Using the AWS Database Migration Service to Clone and Depersonalise Sensitive Data

The AWS Database Migration Service is usually associated with the transfer of databases from on-premise to the cloud or from one cloud provider to another, but an upgrade from early 2025 means it's now also possible to use it for masking sensitive data. This has some useful applications when it comes to building ISO-compliant solutions that adhere to data privacy regulations like GDPR.
In this article we're going to look at some of the core concepts behind DMS and how we can bring these together to handle the redaction of sensitive data during a migration task.
Note To keep the content accessible to everyone, this article is not going to document the steps required to provision DMS resources in the AWS management console as this would have a signficant expense attached.
DMS Core Concepts
There are three main concepts to understand before getting started with DMS:
- Replication Instances
- Endpoints
- Replication Tasks
Replication Instances
A replication instance is essentially a managed EC2 instance which provides the memory, compute and networking resources required to run migration jobs. Although officially an EC2 instance, replication instances are abstracted away from the EC2 service and won't be retrievable via the EC2 UI, CLI or API.

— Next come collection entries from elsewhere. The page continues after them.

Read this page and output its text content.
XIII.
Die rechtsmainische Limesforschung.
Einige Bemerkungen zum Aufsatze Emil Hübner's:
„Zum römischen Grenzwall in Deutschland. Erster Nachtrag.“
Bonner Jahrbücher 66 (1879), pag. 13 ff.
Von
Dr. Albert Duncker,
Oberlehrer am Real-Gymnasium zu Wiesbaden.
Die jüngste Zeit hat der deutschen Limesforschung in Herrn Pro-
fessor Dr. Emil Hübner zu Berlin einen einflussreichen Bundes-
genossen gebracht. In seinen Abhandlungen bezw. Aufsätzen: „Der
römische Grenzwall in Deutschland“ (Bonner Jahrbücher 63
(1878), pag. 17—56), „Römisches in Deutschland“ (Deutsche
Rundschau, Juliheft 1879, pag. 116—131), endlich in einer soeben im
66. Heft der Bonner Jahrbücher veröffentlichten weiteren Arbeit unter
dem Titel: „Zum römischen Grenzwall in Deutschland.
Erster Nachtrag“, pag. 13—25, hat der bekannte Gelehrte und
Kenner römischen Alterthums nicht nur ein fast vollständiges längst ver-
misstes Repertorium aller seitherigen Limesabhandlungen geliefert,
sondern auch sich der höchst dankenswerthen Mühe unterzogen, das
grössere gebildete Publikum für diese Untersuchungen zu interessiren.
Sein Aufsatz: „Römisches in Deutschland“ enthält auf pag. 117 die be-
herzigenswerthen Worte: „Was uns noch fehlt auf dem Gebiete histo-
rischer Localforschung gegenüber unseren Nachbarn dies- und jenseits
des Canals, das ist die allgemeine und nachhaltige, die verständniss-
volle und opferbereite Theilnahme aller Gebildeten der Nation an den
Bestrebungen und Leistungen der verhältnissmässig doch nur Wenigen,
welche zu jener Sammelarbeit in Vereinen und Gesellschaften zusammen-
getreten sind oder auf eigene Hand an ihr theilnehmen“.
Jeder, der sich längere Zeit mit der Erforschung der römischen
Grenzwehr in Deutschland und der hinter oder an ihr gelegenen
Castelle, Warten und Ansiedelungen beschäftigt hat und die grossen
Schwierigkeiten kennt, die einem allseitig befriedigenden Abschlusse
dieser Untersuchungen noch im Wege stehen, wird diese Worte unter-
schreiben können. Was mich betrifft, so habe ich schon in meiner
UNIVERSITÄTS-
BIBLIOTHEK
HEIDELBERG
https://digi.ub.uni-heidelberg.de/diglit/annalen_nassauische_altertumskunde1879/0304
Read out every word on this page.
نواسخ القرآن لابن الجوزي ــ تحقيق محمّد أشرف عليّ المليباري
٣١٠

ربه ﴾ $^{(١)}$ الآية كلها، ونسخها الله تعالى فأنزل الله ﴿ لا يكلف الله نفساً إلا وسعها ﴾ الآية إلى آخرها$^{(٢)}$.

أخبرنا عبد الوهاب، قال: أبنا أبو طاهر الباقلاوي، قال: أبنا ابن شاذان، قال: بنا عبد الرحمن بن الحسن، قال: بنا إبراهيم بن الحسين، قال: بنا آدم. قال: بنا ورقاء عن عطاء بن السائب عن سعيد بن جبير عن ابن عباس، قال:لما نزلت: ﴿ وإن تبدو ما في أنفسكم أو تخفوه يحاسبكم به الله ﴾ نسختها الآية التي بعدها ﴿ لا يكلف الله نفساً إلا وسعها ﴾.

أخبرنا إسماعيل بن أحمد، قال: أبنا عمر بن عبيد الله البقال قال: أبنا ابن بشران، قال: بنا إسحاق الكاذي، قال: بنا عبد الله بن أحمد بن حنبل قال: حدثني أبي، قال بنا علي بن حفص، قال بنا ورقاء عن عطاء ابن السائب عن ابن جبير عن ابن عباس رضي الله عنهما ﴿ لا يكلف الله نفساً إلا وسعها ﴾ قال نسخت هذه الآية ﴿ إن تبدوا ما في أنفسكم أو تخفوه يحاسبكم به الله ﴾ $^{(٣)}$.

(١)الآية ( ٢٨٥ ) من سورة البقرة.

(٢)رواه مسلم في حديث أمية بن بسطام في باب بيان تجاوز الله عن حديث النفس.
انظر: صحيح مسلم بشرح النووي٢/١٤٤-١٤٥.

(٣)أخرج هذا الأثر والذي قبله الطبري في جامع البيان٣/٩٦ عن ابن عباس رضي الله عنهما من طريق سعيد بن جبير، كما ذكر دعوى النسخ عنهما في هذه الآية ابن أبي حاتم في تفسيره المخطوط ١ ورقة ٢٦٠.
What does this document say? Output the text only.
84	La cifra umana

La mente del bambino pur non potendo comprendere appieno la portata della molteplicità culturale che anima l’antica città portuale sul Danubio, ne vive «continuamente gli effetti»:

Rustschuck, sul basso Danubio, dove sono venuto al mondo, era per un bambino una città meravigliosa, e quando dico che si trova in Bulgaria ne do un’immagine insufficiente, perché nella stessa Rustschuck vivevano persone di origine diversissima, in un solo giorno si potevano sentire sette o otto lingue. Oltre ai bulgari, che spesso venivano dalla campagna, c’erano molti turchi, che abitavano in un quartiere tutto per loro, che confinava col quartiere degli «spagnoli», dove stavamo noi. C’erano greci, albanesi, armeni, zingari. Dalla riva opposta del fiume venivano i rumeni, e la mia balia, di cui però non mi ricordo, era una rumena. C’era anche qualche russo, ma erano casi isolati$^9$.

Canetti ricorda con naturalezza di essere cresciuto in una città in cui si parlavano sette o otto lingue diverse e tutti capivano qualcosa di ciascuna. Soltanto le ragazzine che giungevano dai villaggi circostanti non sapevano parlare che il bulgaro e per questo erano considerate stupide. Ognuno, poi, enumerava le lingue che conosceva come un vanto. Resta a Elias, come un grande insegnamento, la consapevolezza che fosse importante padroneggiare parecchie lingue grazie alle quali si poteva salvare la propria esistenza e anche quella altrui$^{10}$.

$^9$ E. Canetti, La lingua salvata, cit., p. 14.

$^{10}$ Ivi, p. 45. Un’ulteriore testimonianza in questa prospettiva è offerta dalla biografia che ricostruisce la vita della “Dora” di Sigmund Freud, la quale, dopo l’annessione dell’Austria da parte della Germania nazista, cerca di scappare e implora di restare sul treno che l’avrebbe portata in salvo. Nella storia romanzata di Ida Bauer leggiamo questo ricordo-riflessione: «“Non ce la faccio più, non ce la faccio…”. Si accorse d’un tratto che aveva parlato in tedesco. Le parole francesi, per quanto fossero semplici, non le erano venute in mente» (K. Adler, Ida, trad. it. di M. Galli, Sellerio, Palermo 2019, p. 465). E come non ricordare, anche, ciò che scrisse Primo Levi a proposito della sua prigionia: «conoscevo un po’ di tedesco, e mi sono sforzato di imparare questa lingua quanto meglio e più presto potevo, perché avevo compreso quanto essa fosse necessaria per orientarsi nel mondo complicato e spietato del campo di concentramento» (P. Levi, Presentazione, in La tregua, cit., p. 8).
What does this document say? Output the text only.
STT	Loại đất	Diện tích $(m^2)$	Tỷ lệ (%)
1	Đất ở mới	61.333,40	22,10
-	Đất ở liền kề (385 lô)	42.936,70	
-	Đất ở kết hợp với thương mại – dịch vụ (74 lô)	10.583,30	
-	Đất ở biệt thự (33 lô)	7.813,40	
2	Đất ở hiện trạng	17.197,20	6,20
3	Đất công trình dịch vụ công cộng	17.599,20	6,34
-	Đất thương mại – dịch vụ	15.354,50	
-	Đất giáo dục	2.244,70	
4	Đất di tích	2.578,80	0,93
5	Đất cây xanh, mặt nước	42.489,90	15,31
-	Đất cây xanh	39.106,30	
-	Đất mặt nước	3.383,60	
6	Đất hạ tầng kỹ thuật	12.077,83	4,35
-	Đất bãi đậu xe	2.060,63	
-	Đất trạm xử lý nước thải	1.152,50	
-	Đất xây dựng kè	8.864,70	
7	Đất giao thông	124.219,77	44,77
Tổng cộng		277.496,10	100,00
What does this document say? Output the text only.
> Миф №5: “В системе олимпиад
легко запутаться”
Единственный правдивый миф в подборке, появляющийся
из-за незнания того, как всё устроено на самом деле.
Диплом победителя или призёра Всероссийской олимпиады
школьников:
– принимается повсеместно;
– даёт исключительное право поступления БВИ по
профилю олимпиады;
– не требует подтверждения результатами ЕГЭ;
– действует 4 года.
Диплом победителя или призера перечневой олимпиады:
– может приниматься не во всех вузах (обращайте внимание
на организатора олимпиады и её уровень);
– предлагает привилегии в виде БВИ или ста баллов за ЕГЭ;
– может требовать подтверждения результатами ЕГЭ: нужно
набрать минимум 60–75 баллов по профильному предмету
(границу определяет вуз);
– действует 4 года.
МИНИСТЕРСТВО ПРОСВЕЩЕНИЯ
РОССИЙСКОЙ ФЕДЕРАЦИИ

Like regular EC2, DMS supports a number of different instance types such as dms.t2 (general purpose, burstable), dms.c5 (compute-optimized), dms.r5 (memory-optimized); the choice of instance type will vary depending on the needs of the workload you're running.
The role of a replication instance is to fetch data from the source endpoint, apply any specified transformations, and load it into the target endpoint.
Endpoints
An endpoint is a set of connection details for a particular data store. This includes certain key pieces of information, most notably:
- Database type (MySQL, PostgreSQL, S3)
- Connection parameters (hostname, port, username, password)
- Further configuration based on the database type (encryption, schema selection for MySQL, database name for PostgreSQL)
A source endpoint is a database that data gets loaded from. A target endpoint is a database that data is migrated to.
Replication Tasks
A replication task specifies how data will be moved between the source endpoint and the target endpoint. The task will control the overall migration process, including:
- Migration type. This can be "full load", where all the data is migrated once, an ongoing replication using Change Data Capture, or a combination of both.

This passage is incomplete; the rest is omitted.